Related to my question yesterday, I wondered if there was any way (in the March CPS data provided by IPUMS) to identify those individuals who have had wage data imputed from 1962 onwards? This is related to the following question, the answer of which implies the data is available but not in IPUMS:
The following paper suggets it is possible to drop individuals who have not responded to the wage question and had their wage imputed instead from your sample (see first paragraph of page 30):
Unfortunately, the flag variables discussed in the papers you linked to are not currently available through IPUMS-CPS. I have passed along your interest in these variables to the IPUMS-CPS team. I can’t say for sure when these variables will become available, but I know that IPUMS-CPS is always looking for input from researchers on what variables to integrate so I have no doubt that these will become available in the future.

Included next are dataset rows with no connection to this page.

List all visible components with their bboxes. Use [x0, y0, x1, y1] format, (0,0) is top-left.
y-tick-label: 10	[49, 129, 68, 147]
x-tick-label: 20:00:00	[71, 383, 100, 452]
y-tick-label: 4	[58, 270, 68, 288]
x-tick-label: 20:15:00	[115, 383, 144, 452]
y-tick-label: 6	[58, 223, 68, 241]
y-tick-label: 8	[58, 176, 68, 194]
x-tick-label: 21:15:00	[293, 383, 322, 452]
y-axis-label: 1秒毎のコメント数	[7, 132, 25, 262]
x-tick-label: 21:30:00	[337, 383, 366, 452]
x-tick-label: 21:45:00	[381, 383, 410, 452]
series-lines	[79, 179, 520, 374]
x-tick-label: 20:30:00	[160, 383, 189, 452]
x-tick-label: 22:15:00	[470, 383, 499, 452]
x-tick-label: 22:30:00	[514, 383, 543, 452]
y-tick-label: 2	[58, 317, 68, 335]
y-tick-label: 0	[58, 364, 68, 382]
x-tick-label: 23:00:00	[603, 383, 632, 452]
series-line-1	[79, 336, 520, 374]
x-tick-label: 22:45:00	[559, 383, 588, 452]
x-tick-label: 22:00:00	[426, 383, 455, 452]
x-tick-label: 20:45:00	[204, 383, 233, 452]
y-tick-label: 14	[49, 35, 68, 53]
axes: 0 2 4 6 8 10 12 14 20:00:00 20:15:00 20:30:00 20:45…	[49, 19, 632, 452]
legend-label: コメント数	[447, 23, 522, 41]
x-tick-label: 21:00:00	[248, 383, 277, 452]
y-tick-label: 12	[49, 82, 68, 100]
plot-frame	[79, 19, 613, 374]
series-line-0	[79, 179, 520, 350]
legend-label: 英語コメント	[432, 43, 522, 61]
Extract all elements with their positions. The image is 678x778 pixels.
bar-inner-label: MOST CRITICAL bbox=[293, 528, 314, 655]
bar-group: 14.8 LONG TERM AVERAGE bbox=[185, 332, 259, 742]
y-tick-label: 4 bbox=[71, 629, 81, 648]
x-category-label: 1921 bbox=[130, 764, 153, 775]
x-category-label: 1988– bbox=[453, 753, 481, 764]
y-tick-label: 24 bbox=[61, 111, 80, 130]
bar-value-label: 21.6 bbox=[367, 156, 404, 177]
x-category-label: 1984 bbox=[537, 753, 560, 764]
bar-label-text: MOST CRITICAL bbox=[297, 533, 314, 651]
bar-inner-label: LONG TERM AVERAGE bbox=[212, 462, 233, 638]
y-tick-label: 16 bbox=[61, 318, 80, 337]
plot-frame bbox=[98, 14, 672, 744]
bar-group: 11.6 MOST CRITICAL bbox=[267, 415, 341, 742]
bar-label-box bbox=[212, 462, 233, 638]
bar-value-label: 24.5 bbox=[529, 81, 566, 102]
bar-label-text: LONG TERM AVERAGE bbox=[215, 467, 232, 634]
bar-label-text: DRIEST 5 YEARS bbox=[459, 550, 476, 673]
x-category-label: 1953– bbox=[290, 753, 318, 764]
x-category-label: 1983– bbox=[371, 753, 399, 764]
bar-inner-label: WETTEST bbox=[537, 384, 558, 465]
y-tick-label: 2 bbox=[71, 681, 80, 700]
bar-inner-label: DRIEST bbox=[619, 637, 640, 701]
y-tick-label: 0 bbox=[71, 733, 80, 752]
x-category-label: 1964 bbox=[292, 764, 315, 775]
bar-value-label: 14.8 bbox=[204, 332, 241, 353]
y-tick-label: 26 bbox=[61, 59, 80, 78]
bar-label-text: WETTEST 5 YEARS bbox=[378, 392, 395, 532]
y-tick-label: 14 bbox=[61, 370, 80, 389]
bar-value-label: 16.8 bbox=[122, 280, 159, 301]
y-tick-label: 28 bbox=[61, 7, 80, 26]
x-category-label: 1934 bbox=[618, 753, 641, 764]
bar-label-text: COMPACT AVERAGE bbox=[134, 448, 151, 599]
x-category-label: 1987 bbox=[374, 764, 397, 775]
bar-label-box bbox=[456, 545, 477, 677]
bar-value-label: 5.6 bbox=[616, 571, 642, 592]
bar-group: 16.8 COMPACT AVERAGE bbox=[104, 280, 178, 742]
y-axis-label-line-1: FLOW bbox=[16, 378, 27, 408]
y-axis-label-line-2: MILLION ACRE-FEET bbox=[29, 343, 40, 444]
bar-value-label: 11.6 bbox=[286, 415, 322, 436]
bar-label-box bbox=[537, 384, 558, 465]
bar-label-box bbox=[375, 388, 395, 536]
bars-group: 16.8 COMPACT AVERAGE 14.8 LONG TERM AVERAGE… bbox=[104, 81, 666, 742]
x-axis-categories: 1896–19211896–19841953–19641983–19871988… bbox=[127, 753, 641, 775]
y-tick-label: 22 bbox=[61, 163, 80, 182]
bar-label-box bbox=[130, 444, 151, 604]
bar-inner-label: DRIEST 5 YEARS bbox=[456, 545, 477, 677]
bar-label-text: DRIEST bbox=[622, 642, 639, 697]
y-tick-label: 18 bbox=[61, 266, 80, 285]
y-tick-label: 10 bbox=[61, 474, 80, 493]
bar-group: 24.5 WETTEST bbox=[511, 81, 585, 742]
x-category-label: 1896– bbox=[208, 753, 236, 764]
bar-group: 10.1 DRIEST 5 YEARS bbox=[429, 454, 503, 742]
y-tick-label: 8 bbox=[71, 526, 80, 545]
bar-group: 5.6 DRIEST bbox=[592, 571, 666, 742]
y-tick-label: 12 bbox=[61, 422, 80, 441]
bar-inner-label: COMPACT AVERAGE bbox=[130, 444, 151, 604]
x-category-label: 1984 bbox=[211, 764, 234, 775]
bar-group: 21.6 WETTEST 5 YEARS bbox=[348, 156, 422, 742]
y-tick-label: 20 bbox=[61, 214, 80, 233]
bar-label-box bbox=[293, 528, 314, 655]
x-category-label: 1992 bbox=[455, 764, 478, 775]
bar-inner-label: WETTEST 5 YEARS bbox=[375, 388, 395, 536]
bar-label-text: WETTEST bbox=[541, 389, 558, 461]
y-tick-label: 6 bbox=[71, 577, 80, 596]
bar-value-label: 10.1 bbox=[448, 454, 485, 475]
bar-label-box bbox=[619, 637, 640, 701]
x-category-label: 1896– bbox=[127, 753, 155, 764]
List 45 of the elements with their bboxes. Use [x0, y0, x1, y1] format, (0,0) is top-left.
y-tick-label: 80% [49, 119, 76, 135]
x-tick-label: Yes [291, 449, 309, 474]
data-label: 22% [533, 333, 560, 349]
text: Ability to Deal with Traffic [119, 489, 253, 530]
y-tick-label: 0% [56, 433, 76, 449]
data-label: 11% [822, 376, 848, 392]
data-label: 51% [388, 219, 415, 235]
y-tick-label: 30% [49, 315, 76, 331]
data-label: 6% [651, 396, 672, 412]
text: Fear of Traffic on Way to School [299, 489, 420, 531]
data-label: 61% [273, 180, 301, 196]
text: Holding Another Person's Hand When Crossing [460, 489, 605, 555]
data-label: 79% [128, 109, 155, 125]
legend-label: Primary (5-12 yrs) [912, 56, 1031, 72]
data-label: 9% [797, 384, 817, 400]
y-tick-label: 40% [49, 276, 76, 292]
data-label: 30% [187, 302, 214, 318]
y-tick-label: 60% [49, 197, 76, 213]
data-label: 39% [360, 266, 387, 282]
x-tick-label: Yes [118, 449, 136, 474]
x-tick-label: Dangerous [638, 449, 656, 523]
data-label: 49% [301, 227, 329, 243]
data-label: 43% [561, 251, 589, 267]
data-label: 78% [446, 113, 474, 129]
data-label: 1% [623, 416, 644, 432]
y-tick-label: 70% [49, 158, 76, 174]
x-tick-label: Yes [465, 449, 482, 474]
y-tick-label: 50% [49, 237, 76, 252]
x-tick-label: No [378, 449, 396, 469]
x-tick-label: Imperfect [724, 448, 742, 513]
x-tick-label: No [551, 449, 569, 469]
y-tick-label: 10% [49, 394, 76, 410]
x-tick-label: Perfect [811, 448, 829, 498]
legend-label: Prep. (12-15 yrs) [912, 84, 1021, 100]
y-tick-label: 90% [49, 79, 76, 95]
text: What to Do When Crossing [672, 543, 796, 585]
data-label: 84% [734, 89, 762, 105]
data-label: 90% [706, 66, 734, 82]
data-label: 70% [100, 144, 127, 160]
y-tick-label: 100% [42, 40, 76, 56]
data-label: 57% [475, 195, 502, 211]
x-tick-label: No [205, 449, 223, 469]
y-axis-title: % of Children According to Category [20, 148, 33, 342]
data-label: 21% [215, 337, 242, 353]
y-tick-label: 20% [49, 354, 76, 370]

I am unaware of any public code that achieves this, but the sequential merge is simple in Stata. Assuming you currently have your IPUMS-CPS extract loaded into Stata and have saved the corresponding NBER file in Stata format as something like “cpsYEAR_ASEC.dta”, you can perform a sequential merge with the following command:
merge 1:1 n using cpsYEAR_ASEC.dta
The “n” in the above command is an internal Stata variable that represents the order of records, so when merging on n you are merging record 1 from the master file with line one from the using file.
if I have to download the NBER data anyway, is there any advantage to still using IPUMS data - it seems like I may as well switch entirely to NBER once I go down this road (sorry I know this is a tricky question!)
if I did want to use and merge both data sets, do I need the IPUMS data in separate dta files for each year? I currently have one IPUMS dta file with multiple years and only a portion of ttotal variables availabe?
Would there be any issue with variable names being different in IPUMS and NBER e.g. the IPUMS dta file I have now is produced after running the default stata code that IPUMS provides with the raw data, which includes some renaming commands?
(1) It really depends on your analysis. IPUMS data provides some additional variables including variables that are “harmonized” across samples. NBER data includes many of the raw variables that are included in IPUMS-CPS.
(2) It may be advised to use a separate data file for each year. This is because the way the sequential merge works is it matches records in order within each sample year. I’m not sure if this would be impossible with a single data file with multiple years, but it would make me nervious.
(3) There shouldn’t be a problem with different variable names between the two files for the sequential merge. This is because none of these variable names are directly involved in the merge. However, after you’ve merged the files you may want to rename your variables to help yourself keep things strait.
Thanks Jeff. After looking at the NBER data, I realise that this is not a small undertaking. The IPUMS data is certainly very convenient in that it comes already stitched together by year, and I don’t have to run separate do files for each year. Joe mentions that IPUMS would consider add some of the variables I mentioned - data quality flags to say if earnings data had been imputed: do you have an idea of how long that would take to implement? I imagine it wouldn’t be anytime soon but thought I would check.
Unfortuantely I’m not able to say with certainty when these variables will be available. The IPUMS-CPS project releases data many times per year, so (without any promises) I’d hope these variables could be available before the end of the year.
Just to say that I’ve discuss this with the people at NBER - it doesn’t look too promising as they are missing data files for 1965 and 1970 and there is no stata code for reading the data files before 1987.
So any help you can eventually provide on this, would be hugely appreciated!
Another follow-up question on this. It appears that the UNICON CPS utilities (now discontinued of course) did include the flag for imputed wages. Is it still possible to get the unicon data anywhere? Given it extends until 2014, this would be useful for me (PhD student in a hurry!) but a quick google suggests it is no longer available. Grateful for your thoughts on this.
Unfortunately most of the UNICON utilities that are currently available have been incorporated into the IPUMS CPS system. So, I’m afraid these are not presently available.
Thanks. Unfortunately one of the variables -flag for imputed wages - that has not yet been transferred is one I need. Do you know if it is possible to get hold of the CPS utilities data that was available until 2014? For example, are there still CD/DVD’s with the data available?
It sounds like you are asking about data quality flags for the INCWAGE variable in either IPUMS USA or IPUMS CPS. If you are using IPUMS USA see here and if you are using IPUMS CPS see here, for corresponding links to the QINCWAGE variables.